Nei pressi della città di Lisse, nell’Olanda Meridionale, circa 35 km a sud-ovest di Amsterdam, in mezzo ad immensi campi-tappeto di narcisi, giacinti e naturalmente tulipani, sorge questo parco incredibile. Nel XV secolo ci si andava a caccia. Qui venivano raccolte le erbe aromatiche per la cucina del castello di Jacoba van Beieren, da cui il nome Keukenhof che significa “orto della cucina”. L’attuale parco botanico faceva parte della vasta proprietà terriera del Castello di Teylingen.Dopo la morte di Jacoba van Beieren, il Castello e la tenuta vennero comprati da una ricca famiglia di mercanti olandesi. Nel 1857 il barone e la baronessa Van Pallandt, incaricarono gli architetti paesaggisti J.D. e L.P. Zocher (gli autori del Vondelpark, parco pubblico nel centro di Amsterdam) di progettare l’intero giardino che circonda il castello, in stile inglese. Ed ancora oggi, su quella struttura, si sviluppa il Parco storico del Keukenhof, che si estende su una tenuta di 32 ha, attraversata da 15 km di sentieri pedonali, nella quale, nel 1949 l’allora Sindaco di Lisse, sostenuto da alcuni ricchi coltivatori ed esportatori di bulbose, organizzò un’esposizione floreale all’aperto. Da allora questo avvenimento si ripete ogni anno, nella stagione primaverile, per una durata di due mesi, attirando un enorme flusso di visitatori da ogni parte del mondo.

Quando lo visitai, alcuni anni fa, fui letteralmente abbagliato da un vero e proprio tripudio di tulipani e giacinti e narcisi in fiore, e di tante altre bulbose. I giardini e le quattro serre offrono una fantastica collezione di tulipani, giacinti, narcisi, orchidee, rose, garofani, iris, gigli e molti altri fiori; 7 milioni di fiori di bulbo vengono piantati ogni anno.

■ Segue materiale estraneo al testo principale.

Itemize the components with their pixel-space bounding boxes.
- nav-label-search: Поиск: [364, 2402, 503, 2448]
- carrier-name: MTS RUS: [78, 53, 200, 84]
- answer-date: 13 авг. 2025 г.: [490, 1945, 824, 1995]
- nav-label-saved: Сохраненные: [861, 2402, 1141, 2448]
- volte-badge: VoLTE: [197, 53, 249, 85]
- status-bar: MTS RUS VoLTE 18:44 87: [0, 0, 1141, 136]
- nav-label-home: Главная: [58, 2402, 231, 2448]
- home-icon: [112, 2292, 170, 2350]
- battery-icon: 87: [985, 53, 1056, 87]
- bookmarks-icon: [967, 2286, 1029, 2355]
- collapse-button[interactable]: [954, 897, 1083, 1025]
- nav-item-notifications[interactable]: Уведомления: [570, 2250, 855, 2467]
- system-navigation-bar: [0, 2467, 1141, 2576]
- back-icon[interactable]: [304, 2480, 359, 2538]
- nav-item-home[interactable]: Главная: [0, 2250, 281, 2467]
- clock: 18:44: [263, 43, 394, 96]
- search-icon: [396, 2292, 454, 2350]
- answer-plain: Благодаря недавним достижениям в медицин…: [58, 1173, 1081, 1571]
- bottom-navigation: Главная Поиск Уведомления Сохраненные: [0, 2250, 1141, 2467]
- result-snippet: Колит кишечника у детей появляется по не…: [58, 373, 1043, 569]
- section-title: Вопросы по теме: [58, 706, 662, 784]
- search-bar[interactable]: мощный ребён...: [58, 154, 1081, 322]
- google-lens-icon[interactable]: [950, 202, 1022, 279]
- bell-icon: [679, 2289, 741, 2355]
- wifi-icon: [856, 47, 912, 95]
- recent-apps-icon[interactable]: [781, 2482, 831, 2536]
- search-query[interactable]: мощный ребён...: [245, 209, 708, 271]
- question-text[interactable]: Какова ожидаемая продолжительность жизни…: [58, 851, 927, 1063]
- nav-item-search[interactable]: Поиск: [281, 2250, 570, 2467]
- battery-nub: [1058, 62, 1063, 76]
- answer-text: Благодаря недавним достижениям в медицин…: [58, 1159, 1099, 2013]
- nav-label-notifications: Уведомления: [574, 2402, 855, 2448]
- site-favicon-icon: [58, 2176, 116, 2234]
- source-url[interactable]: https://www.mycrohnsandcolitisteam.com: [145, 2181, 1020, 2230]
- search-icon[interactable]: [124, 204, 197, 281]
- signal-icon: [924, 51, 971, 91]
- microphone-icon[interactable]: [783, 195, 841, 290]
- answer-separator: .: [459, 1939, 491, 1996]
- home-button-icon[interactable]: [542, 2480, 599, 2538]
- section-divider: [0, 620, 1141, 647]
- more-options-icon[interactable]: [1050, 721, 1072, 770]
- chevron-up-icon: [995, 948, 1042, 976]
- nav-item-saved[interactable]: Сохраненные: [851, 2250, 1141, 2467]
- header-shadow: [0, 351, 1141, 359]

Esplorare il Keukenhof è una passeggiata nell’anima, un dialogo con un giardino inteso, proustianamente, come “persona” con cui dialogare attraverso la delicata e muta presenza di milioni di tulipani e narcisi e duemilacinquecento alberi di 87 specie. Passeggiavo, nel silenzio, tra i profumi, accarezzati dall’aria primaverile, fino al lago, ai canali, alle fontane, perdendomi nella bellezza che mi circondava, ricavandone un effetto di stordimento mai prima provato, che ha avuto il suo culmine nella visita del Giardino Sensoriale progettato da un celebre giardiniere olandese, Rob Verlinden.
In questo luogo straordinario ho capito che questa “sindrome” da cui ero colpito, altro non era che una sollecitazione sensoriale antica, capace di riportare alla mente immagini e ricordi che spesso si perdono nella frenesia della quotidianità.
Quando sono arrivato nella zona dei mulini a vento, ti accorgi che all’orizzonte ci sono i campi di fiori a perdita d’occhio. Insomma un sogno ad occhi aperti di come potrebbe essere il nostro Futuro e, invece, non è.